It's maddening at times! I knew that if I had a tool that could provide guard rails to the AI agent, then I might have better success getting the agent to stick with TDD. I also knew many started to experiment with the idea of AI agent swarms. Could I marry those two things together?
THE PYTHON MCP FIASCO
Fueled by too much nitro cold brew coffee and optimistic belief I could get it done in a couple of hours; I started with an idea. My plan was to use GitHub Copilot to help me build an MCP tool that could call my CLI agent of choice, Gemini CLI, for code review. I was able to create a pre-commit git hook that was able to call Gemini CLI and do a code review before committing code. The issue there was it was way too slow to run when the diff was large. Even small diffs took a bit of time as Gemini CLI initialized since a new one was started on each commit. As a result, it was adding at least several seconds of lag each time I committed code.
I wanted a way to call the code review on command instead of just every git commit. The first experiment: Can I turn this into an MCP tool using python? I thought, "this should be pretty easy to get something working in a couple of hours... I could even have the tool call the agent to write a failing test, make the test pass, then refactor!" If I wrapped the CLI in a MCP tool, I could call all of these commands natively in my GitHub Agent chat. This sounded like a great idea, and of course GitHub Copilot agreed as well.
The issues started to pile up. GitHub Copilot, knowing less than I did about MCP tools and how they work, agreed with the plan and started to code. Up until I actually called the agent CLI, things were going great. Then it was time to finally integrate with the Gemini CLI. We though kept running into an issue that I could not redirect stdout/stderr. I had GitHub Copilot create a simple CLI to call Gemini and redirect stdout/stderr, that worked. It was clear something was blocking stdout/stderr in the MCP tool. GitHub Copilot spent hours trying different things to fix the issue, but nothing worked.
SIMPLICITY WINS
By the end of the day, I was tired and frustrated. I was frustrated with my AI agent, I was frustrated that I seemed to have wasted an entire day trying to get something to work that had no hope of working in the first place. I was frustrated that as usual AI just agreed with my ideas and just went along with it. I posted my frustrations to LinkedIn that day:
My vibe coding experiment failed yesterday. With everyone experimenting with multiple AI agents, I thought I could vibe code some automation script in Python that would make my life easier spawning agents. At first, things were going fine; then the agent started to make assumptions on what I wanted, which didn't match mine. Then, it forgot to correctly update our local pip package while testing and got stuck in a loop trying to fix a non-existent bug. I ended up with a very simple Python script but wasted so much time trying to get the AI to fix all its mistakes. These are the times I know I have a strong future ahead of me as a software engineer. How can anyone say AI agents can operate with no human involvement or supervision? Communicating intent to other humans is hard; getting an LLM to "understand" us is even harder.
Michael Larson - LinkedIn
As mentioned in the post, I wanted to try one more thing before I went to bed. I thought, what if instead of trying to get the MCP tool working, I just started a Gemini CLI with a starting prompt file and start it? Within 15 minutes I had a working prototype in python working!
CONTINUING THE PIVOT
The next day I was more motivated, now I had a working idea and was no longer blocked by the MCP tools issues that plagued me yesterday. I also decided to switch to C# since it was really familiar to me and knew how to build in C# faster then I could with Python so I deleted all of the code from the day before and started over.

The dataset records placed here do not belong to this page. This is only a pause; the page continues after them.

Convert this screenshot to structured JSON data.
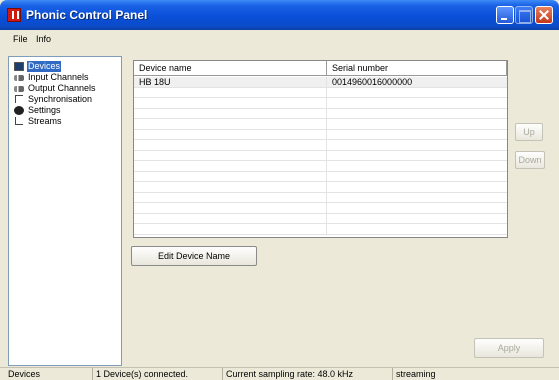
{
  "window": {
    "title": "Phonic Control Panel"
  },
  "menu": {
    "file": "File",
    "info": "Info"
  },
  "tree": {
    "items": [
      {
        "label": "Devices",
        "icon": "device-icon",
        "selected": true
      },
      {
        "label": "Input Channels",
        "icon": "input-channels-icon"
      },
      {
        "label": "Output Channels",
        "icon": "output-channels-icon"
      },
      {
        "label": "Synchronisation",
        "icon": "sync-icon"
      },
      {
        "label": "Settings",
        "icon": "settings-icon"
      },
      {
        "label": "Streams",
        "icon": "streams-icon"
      }
    ]
  },
  "table": {
    "headers": {
      "name": "Device name",
      "serial": "Serial number"
    },
    "rows": [
      {
        "name": "HB 18U",
        "serial": "0014960016000000"
      }
    ]
  },
  "buttons": {
    "edit": "Edit Device Name",
    "up": "Up",
    "down": "Down",
    "apply": "Apply"
  },
  "status": {
    "section": "Devices",
    "devices": "1 Device(s) connected.",
    "sampling": "Current sampling rate: 48.0 kHz",
    "state": "streaming"
  }
}
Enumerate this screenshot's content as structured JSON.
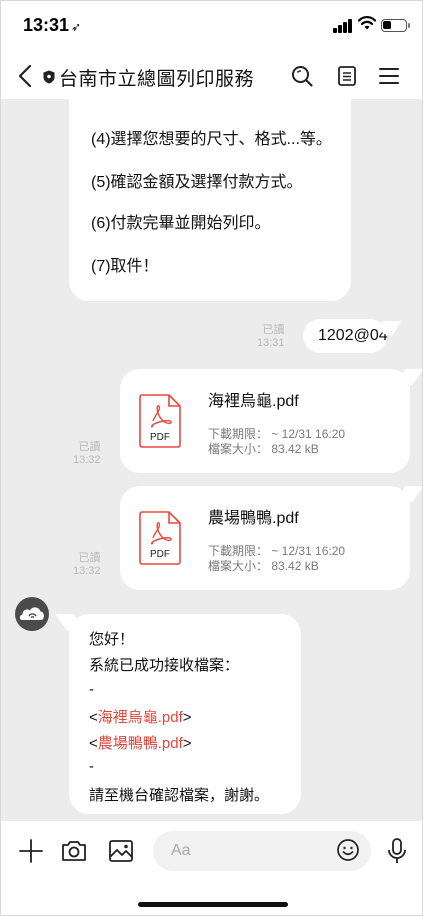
{
  "status_bar": {
    "time": "13:31",
    "location_glyph": "➶"
  },
  "header": {
    "title": "台南市立總圖列印服務"
  },
  "chat": {
    "instructions": [
      "(4)選擇您想要的尺寸、格式...等。",
      "(5)確認金額及選擇付款方式。",
      "(6)付款完畢並開始列印。",
      "(7)取件！"
    ],
    "sent_text": {
      "read_label": "已讀",
      "time": "13:31",
      "text": "1202@04"
    },
    "files": [
      {
        "name": "海裡烏龜.pdf",
        "pdf_label": "PDF",
        "expiry": "下載期限： ~ 12/31 16:20",
        "size": "檔案大小： 83.42 kB",
        "read_label": "已讀",
        "time": "13:32"
      },
      {
        "name": "農場鴨鴨.pdf",
        "pdf_label": "PDF",
        "expiry": "下載期限： ~ 12/31 16:20",
        "size": "檔案大小： 83.42 kB",
        "read_label": "已讀",
        "time": "13:32"
      }
    ],
    "reply": {
      "line1": "您好！",
      "line2": "系統已成功接收檔案：",
      "dash1": "-",
      "file1_open": "<",
      "file1_name": "海裡烏龜.pdf",
      "file1_close": ">",
      "file2_open": "<",
      "file2_name": "農場鴨鴨.pdf",
      "file2_close": ">",
      "dash2": "-",
      "line3": "請至機台確認檔案，謝謝。"
    }
  },
  "input": {
    "placeholder": "Aa"
  },
  "colors": {
    "chat_bg": "#ececec",
    "link_red": "#e0463c",
    "pdf_red": "#e64a3d"
  }
}
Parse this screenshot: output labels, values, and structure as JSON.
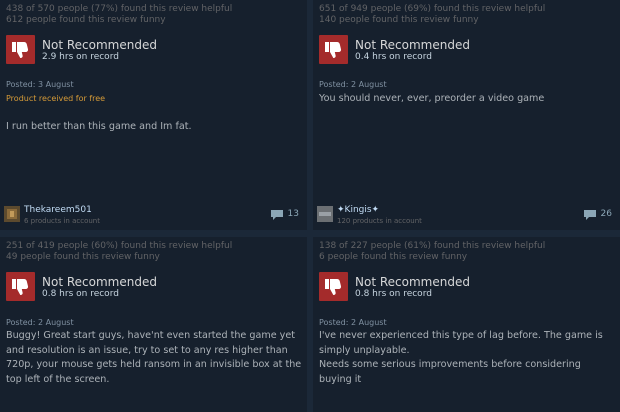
{
  "colors": {
    "background": "#1b2838",
    "card": "#16202d",
    "thumb_down_bg": "#a42b2b",
    "product_free": "#d69b38"
  },
  "reviews": [
    {
      "helpful": "438 of 570 people (77%) found this review helpful",
      "funny": "612 people found this review funny",
      "verdict": "Not Recommended",
      "hours": "2.9 hrs on record",
      "posted": "Posted: 3 August",
      "product_free": "Product received for free",
      "body": "I run better than this game and Im fat.",
      "author": "Thekareem501",
      "author_products": "6 products in account",
      "comment_count": "13",
      "icons": [
        "thumbs-down-icon",
        "comment-icon",
        "avatar-icon"
      ]
    },
    {
      "helpful": "651 of 949 people (69%) found this review helpful",
      "funny": "140 people found this review funny",
      "verdict": "Not Recommended",
      "hours": "0.4 hrs on record",
      "posted": "Posted: 2 August",
      "body": "You should never, ever, preorder a video game",
      "author": "✦Kingis✦",
      "author_products": "120 products in account",
      "comment_count": "26",
      "icons": [
        "thumbs-down-icon",
        "comment-icon",
        "avatar-icon"
      ]
    },
    {
      "helpful": "251 of 419 people (60%) found this review helpful",
      "funny": "49 people found this review funny",
      "verdict": "Not Recommended",
      "hours": "0.8 hrs on record",
      "posted": "Posted: 2 August",
      "body": "Buggy! Great start guys, have'nt even started the game yet and resolution is an issue, try to set to any res higher than 720p, your mouse gets held ransom in an invisible box at the top left of the screen.",
      "icons": [
        "thumbs-down-icon"
      ]
    },
    {
      "helpful": "138 of 227 people (61%) found this review helpful",
      "funny": "6 people found this review funny",
      "verdict": "Not Recommended",
      "hours": "0.8 hrs on record",
      "posted": "Posted: 2 August",
      "body": "I've never experienced this type of lag before. The game is simply unplayable.\nNeeds some serious improvements before considering buying it",
      "icons": [
        "thumbs-down-icon"
      ]
    }
  ]
}
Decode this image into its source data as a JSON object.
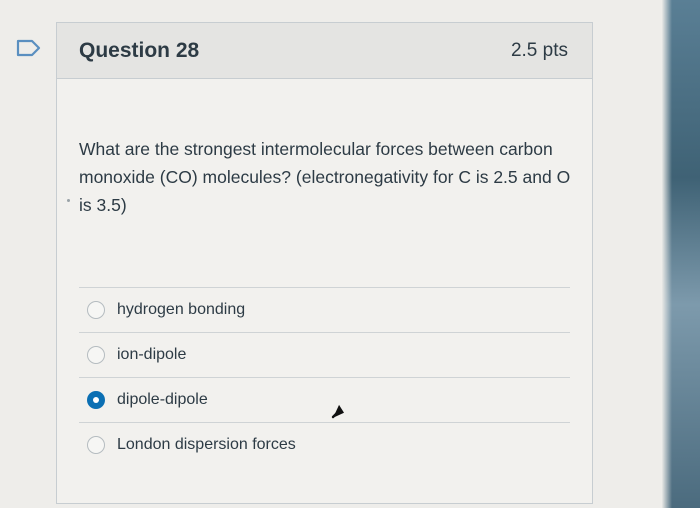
{
  "question": {
    "title": "Question 28",
    "points": "2.5 pts",
    "text": "What are the strongest intermolecular forces between carbon monoxide (CO) molecules? (electronegativity for C is 2.5 and O is 3.5)"
  },
  "answers": [
    {
      "label": "hydrogen bonding",
      "selected": false
    },
    {
      "label": "ion-dipole",
      "selected": false
    },
    {
      "label": "dipole-dipole",
      "selected": true
    },
    {
      "label": "London dispersion forces",
      "selected": false
    }
  ],
  "colors": {
    "accent": "#0b6fb3",
    "header_bg": "#e4e4e2",
    "text": "#2d3b45"
  },
  "icons": {
    "flag": "bookmark-flag-icon",
    "cursor": "mouse-pointer-icon"
  }
}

This time the agent was understanding me, and in about a couple of hours, I had a working prototype. I was able to get an agent to implement a very small coding task, have that code reviewed and fix any errors found, and then move on to the next task. It was nice to see agents in a more confined context not going off the rails again.
THE RESULTS
With this setup, the agents stuck to their persona prompts and instructions and, crucially, to TDD. Sometimes the code wasn’t perfect, but it was easy to catch mistakes, either through my own review or my code review agent. My goal seemed to be accomplished, the agent stayed on task and stuck to TDD when writing new code!
THE NOT-SO-GREAT PARTS
Of course, not everything is perfect. The process is still quite manual. For example, while a planning agent can drop an instruction file for a task, the aiswarm tool currently only feeds in the persona context when an agent starts. This means I have to manually tell the agent, "Your instructions are in this file..." to get it to work. It knows its role but has no idea what the immediate task is. A key improvement would be to enhance the tool to pass in both the persona and the instructions, allowing the agent to start working without user intervention. Another issue, since I do not start Gemini CLI in Yolo mode, it asks for almost every change if it is ok to make it. Since we are working in a git worktree I want to allow the agents to proceed and see what happens.

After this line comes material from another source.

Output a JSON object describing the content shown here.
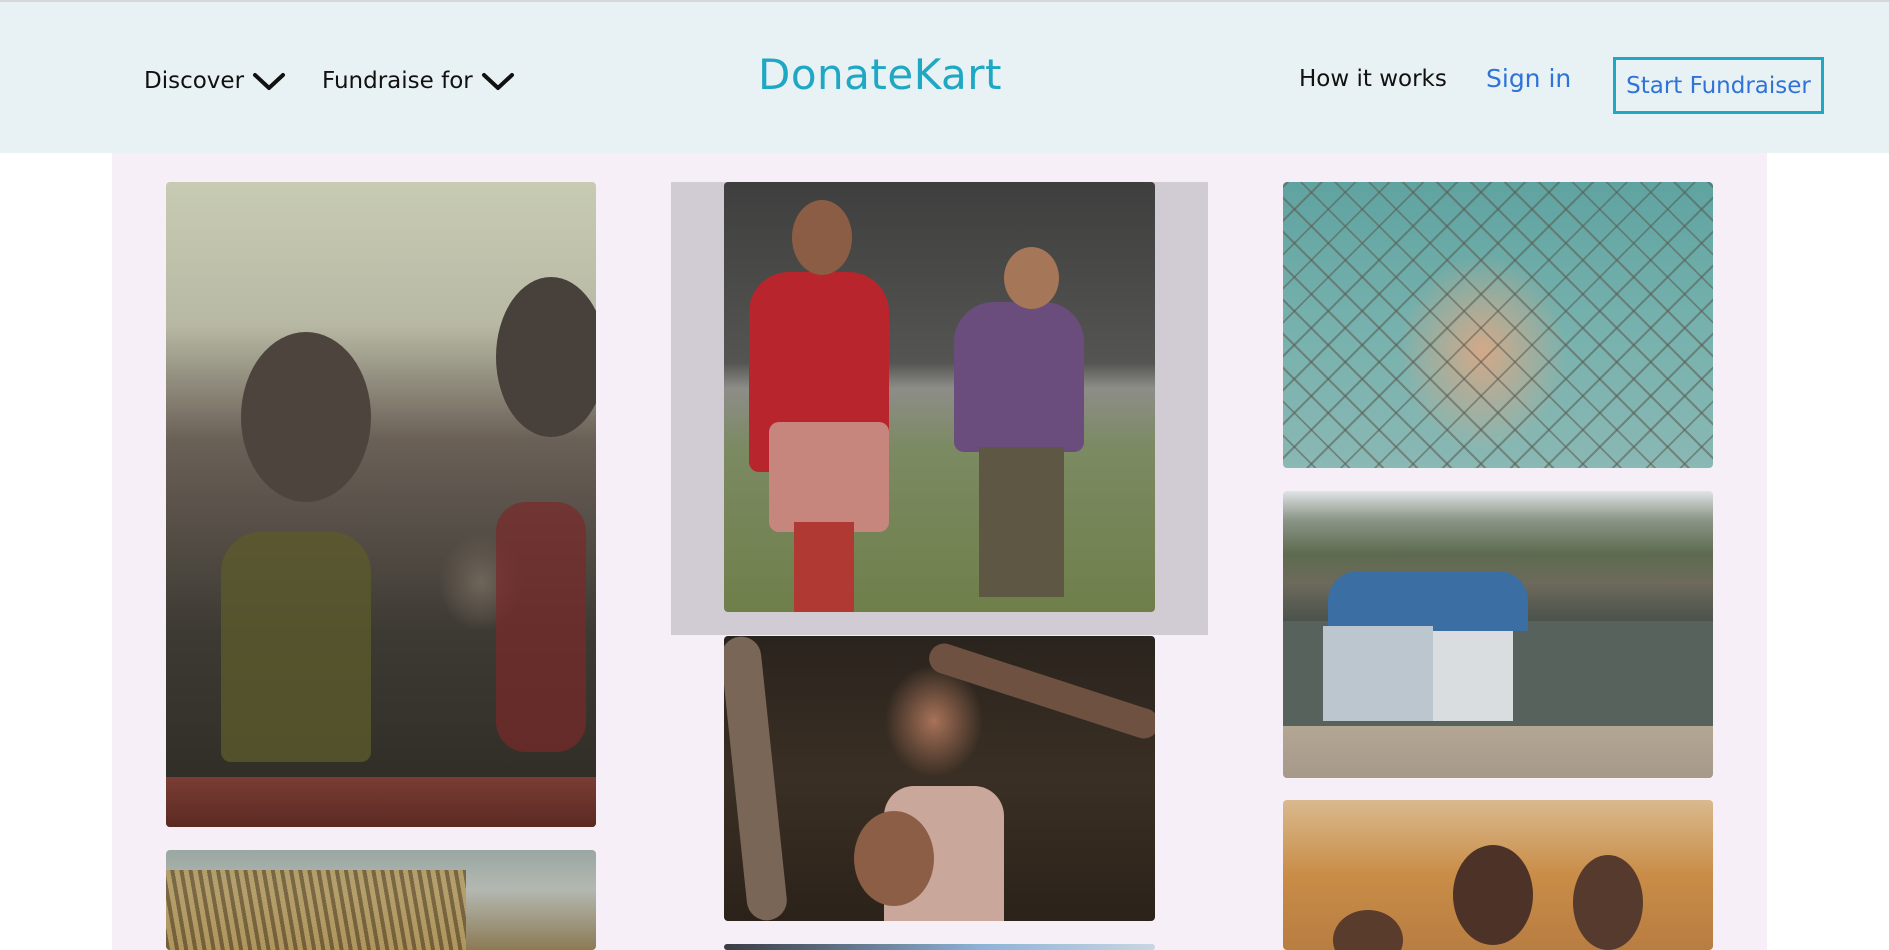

When an agent finishes its task in a separate git worktree, there’s no automated way to merge that work back into the main branch. Furthermore, there's no mechanism for a potential planning agent to know when other agents have completed their tasks and can be closed. Sometimes Copilot tries to take over tasks I’d rather delegate. I’m thinking about writing a copilot_instructions.md
to clarify the workflow and keep everyone (and every agent) on track.
A CUSTOMIZABLE, AUTOMATED WORKFLOW
My vision for aiswarm is to create a fully automated yet highly customizable development workflow. The default process would look something like this: a planner agent breaks down a feature into tasks, then launches an implementor agent to complete each task using strict TDD. Once the implementor is finished, a code-reviewing agent automatically inspects the work for quality and adherence to standards. Finally, the system prompts me for a final look. Once I give the green light, the planner agent merges the code from the git worktree back into the main branch.

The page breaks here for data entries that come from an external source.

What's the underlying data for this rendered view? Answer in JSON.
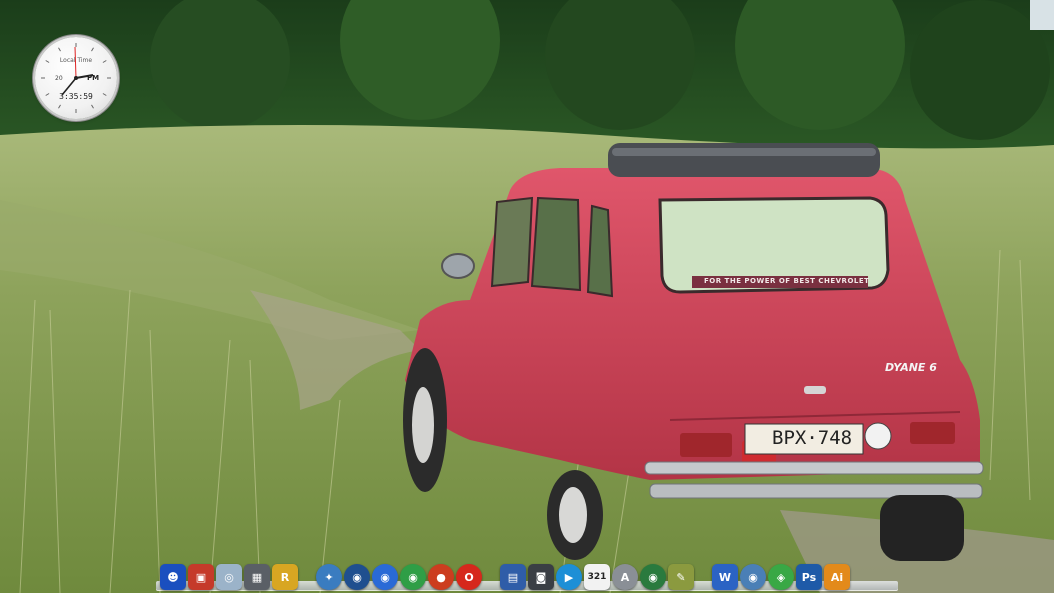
{
  "desktop": {
    "wallpaper": {
      "plate_text": "BPX·748",
      "badge_text": "DYANE 6",
      "window_sticker": "FOR THE POWER OF BEST CHEVROLET",
      "car_color": "#d5475d"
    }
  },
  "clock_widget": {
    "title": "Local Time",
    "date": "20",
    "ampm": "PM",
    "time": "3:35:59"
  },
  "dock": {
    "items": [
      {
        "name": "finder-icon",
        "glyph": "☻",
        "bg": "#1a4fbf"
      },
      {
        "name": "photo-booth-icon",
        "glyph": "▣",
        "bg": "#c53a2a"
      },
      {
        "name": "preview-icon",
        "glyph": "◎",
        "bg": "#9bb3c9"
      },
      {
        "name": "calculator-icon",
        "glyph": "▦",
        "bg": "#5a5f66"
      },
      {
        "name": "r-app-icon",
        "glyph": "R",
        "bg": "#d8a622"
      },
      {
        "name": "network-icon",
        "glyph": "✦",
        "bg": "#3a7cc0"
      },
      {
        "name": "globe-icon",
        "glyph": "◉",
        "bg": "#1f4f8f"
      },
      {
        "name": "safari-icon",
        "glyph": "◉",
        "bg": "#2a6ad6"
      },
      {
        "name": "browser-green-icon",
        "glyph": "◉",
        "bg": "#2f9e46"
      },
      {
        "name": "ball-icon",
        "glyph": "●",
        "bg": "#cc3d1f"
      },
      {
        "name": "opera-icon",
        "glyph": "O",
        "bg": "#d6281c"
      },
      {
        "name": "floppy-save-icon",
        "glyph": "▤",
        "bg": "#2f5da8"
      },
      {
        "name": "camera-icon",
        "glyph": "◙",
        "bg": "#3a3e44"
      },
      {
        "name": "play-icon",
        "glyph": "▶",
        "bg": "#1d8fd6"
      },
      {
        "name": "calendar-icon",
        "glyph": "321",
        "bg": "#f2f2f2",
        "color": "#222"
      },
      {
        "name": "app-store-icon",
        "glyph": "A",
        "bg": "#8a8f96"
      },
      {
        "name": "earth-icon",
        "glyph": "◉",
        "bg": "#2a7a3e"
      },
      {
        "name": "tools-icon",
        "glyph": "✎",
        "bg": "#8b9a3f"
      },
      {
        "name": "word-icon",
        "glyph": "W",
        "bg": "#2b63c4"
      },
      {
        "name": "sync-icon",
        "glyph": "◉",
        "bg": "#4a7fb6"
      },
      {
        "name": "leaf-icon",
        "glyph": "◈",
        "bg": "#39a845"
      },
      {
        "name": "photoshop-icon",
        "glyph": "Ps",
        "bg": "#1e5aa8"
      },
      {
        "name": "illustrator-icon",
        "glyph": "Ai",
        "bg": "#e38a1a"
      }
    ]
  }
}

Beyond this default path, I want to build in flexibility. There should be an interactive mode for more hands-on collaboration with the agents. I also envision a "human-led" mode, where the human writes the initial code and then call in a specialized code-review agent to give me feedback—like having an on-demand code reviewer.
The ultimate goal is to allow users to define their own workflows, mixing and matching agents and approval steps to fit their personal tastes and project needs. It’s about creating a system that’s gives the agents guard rails, but allows humans the flexibility to define their own workflows.
I also want an init command that will allow the tool to create a local configuration folder with templates and instructions on how to use it.
CONCLUSION
Building the aiswarm project was fun even though at times I felt like tearing my hair out when the GitHub Copilot would do unexpected things. I love being able to experiment and try different ideas. Initially the day that I spent trying to build my first idea felt like a failure at first. But really in that failure I learn what not to build and gave me the pivot I needed to build the tool I have today. As Kent Beck says, keep experimenting with these tools!
Please check out my tool here on GitHub and tell me what you think!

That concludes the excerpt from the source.